Finalmente, o quarto conhecimento, o procedural, refere-se à capacidade de integrar harmoniosamente uma série de processos relativamente automáticos ligados à compreensão daquilo o que está sendo lido por um leitor e à condução da produção daquilo o que está sendo escrito por um redator. Dentre os processos auxiliares à leitura/escrita que são instanciados harmoniosamente pelo conhecimento procedural, incluem-se o acesso intencional à informação desejada (resgatada da memória), a definição de objetivos/metas, o questionamento, a predição, o resumo e a tentativa de realização de analogias.

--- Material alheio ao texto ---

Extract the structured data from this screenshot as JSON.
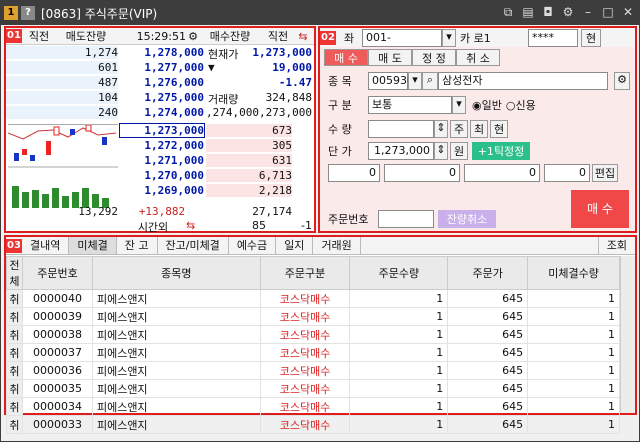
{
  "window": {
    "title": "[0863] 주식주문(VIP)",
    "btn1": "1",
    "btn2": "?"
  },
  "p1": {
    "num": "01",
    "hdr": [
      "직전",
      "매도잔량",
      "15:29:51",
      "매수잔량",
      "직전"
    ],
    "asks": [
      {
        "q": "1,274",
        "p": "1,278,000"
      },
      {
        "q": "601",
        "p": "1,277,000"
      },
      {
        "q": "487",
        "p": "1,276,000"
      },
      {
        "q": "104",
        "p": "1,275,000"
      },
      {
        "q": "240",
        "p": "1,274,000"
      }
    ],
    "info": [
      {
        "l": "현재가",
        "v": "1,273,000"
      },
      {
        "l": "▼",
        "v": "19,000"
      },
      {
        "l": "",
        "v": "-1.47"
      },
      {
        "l": "거래량",
        "v": "324,848"
      },
      {
        "l": "",
        "v": ",274,000,273,000"
      }
    ],
    "bids": [
      {
        "p": "1,273,000",
        "q": "673"
      },
      {
        "p": "1,272,000",
        "q": "305"
      },
      {
        "p": "1,271,000",
        "q": "631"
      },
      {
        "p": "1,270,000",
        "q": "6,713"
      },
      {
        "p": "1,269,000",
        "q": "2,218"
      }
    ],
    "total_ask": "13,292",
    "diff": "+13,882",
    "total_bid": "27,174",
    "after_label": "시간외",
    "after_q": "85",
    "after_v": "-1"
  },
  "p2": {
    "num": "02",
    "acct_label": "좌",
    "acct": "001-",
    "acct_type": "카 로1",
    "pw": "****",
    "btn_cur": "현",
    "tabs": [
      "매 수",
      "매 도",
      "정 정",
      "취 소"
    ],
    "code_label": "종 목",
    "code": "005930",
    "name": "삼성전자",
    "type_label": "구 분",
    "type": "보통",
    "r1": "일반",
    "r2": "신용",
    "qty_label": "수 량",
    "qbtns": [
      "주",
      "최",
      "현"
    ],
    "price_label": "단 가",
    "price": "1,273,000",
    "won": "원",
    "tick": "+1틱정정",
    "boxes": [
      "0",
      "0",
      "0",
      "0"
    ],
    "edit": "편집",
    "ordno_label": "주문번호",
    "cancel_rest": "잔량취소",
    "buy": "매 수"
  },
  "p3": {
    "num": "03",
    "tabs": [
      "결내역",
      "미체결",
      "잔 고",
      "잔고/미체결",
      "예수금",
      "일지",
      "거래원"
    ],
    "query": "조회",
    "cols": [
      "전체",
      "주문번호",
      "종목명",
      "주문구분",
      "주문수량",
      "주문가",
      "미체결수량"
    ],
    "rows": [
      {
        "c": "취",
        "no": "0000040",
        "nm": "피에스앤지",
        "t": "코스닥매수",
        "q": "1",
        "p": "645",
        "r": "1"
      },
      {
        "c": "취",
        "no": "0000039",
        "nm": "피에스앤지",
        "t": "코스닥매수",
        "q": "1",
        "p": "645",
        "r": "1"
      },
      {
        "c": "취",
        "no": "0000038",
        "nm": "피에스앤지",
        "t": "코스닥매수",
        "q": "1",
        "p": "645",
        "r": "1"
      },
      {
        "c": "취",
        "no": "0000037",
        "nm": "피에스앤지",
        "t": "코스닥매수",
        "q": "1",
        "p": "645",
        "r": "1"
      },
      {
        "c": "취",
        "no": "0000036",
        "nm": "피에스앤지",
        "t": "코스닥매수",
        "q": "1",
        "p": "645",
        "r": "1"
      },
      {
        "c": "취",
        "no": "0000035",
        "nm": "피에스앤지",
        "t": "코스닥매수",
        "q": "1",
        "p": "645",
        "r": "1"
      },
      {
        "c": "취",
        "no": "0000034",
        "nm": "피에스앤지",
        "t": "코스닥매수",
        "q": "1",
        "p": "645",
        "r": "1"
      },
      {
        "c": "취",
        "no": "0000033",
        "nm": "피에스앤지",
        "t": "코스닥매수",
        "q": "1",
        "p": "645",
        "r": "1"
      }
    ]
  },
  "colors": {
    "accent": "#e11c1c",
    "buy": "#f04848",
    "tick": "#2bbf8a",
    "blue": "#0018a8"
  }
}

Em outras palavras, o conhecimento procedimental diz respeito à maneira como são acessadas, usadas e geradas informações durante os atos de ler e de escrever, partindo de processos cognitivos de antecipação e resgate de informação da memória, bem como das estratégias de predição, questionamento, analogia e resumo (Fitzgerald & Shanahan, 2000; Shanahan, 2006).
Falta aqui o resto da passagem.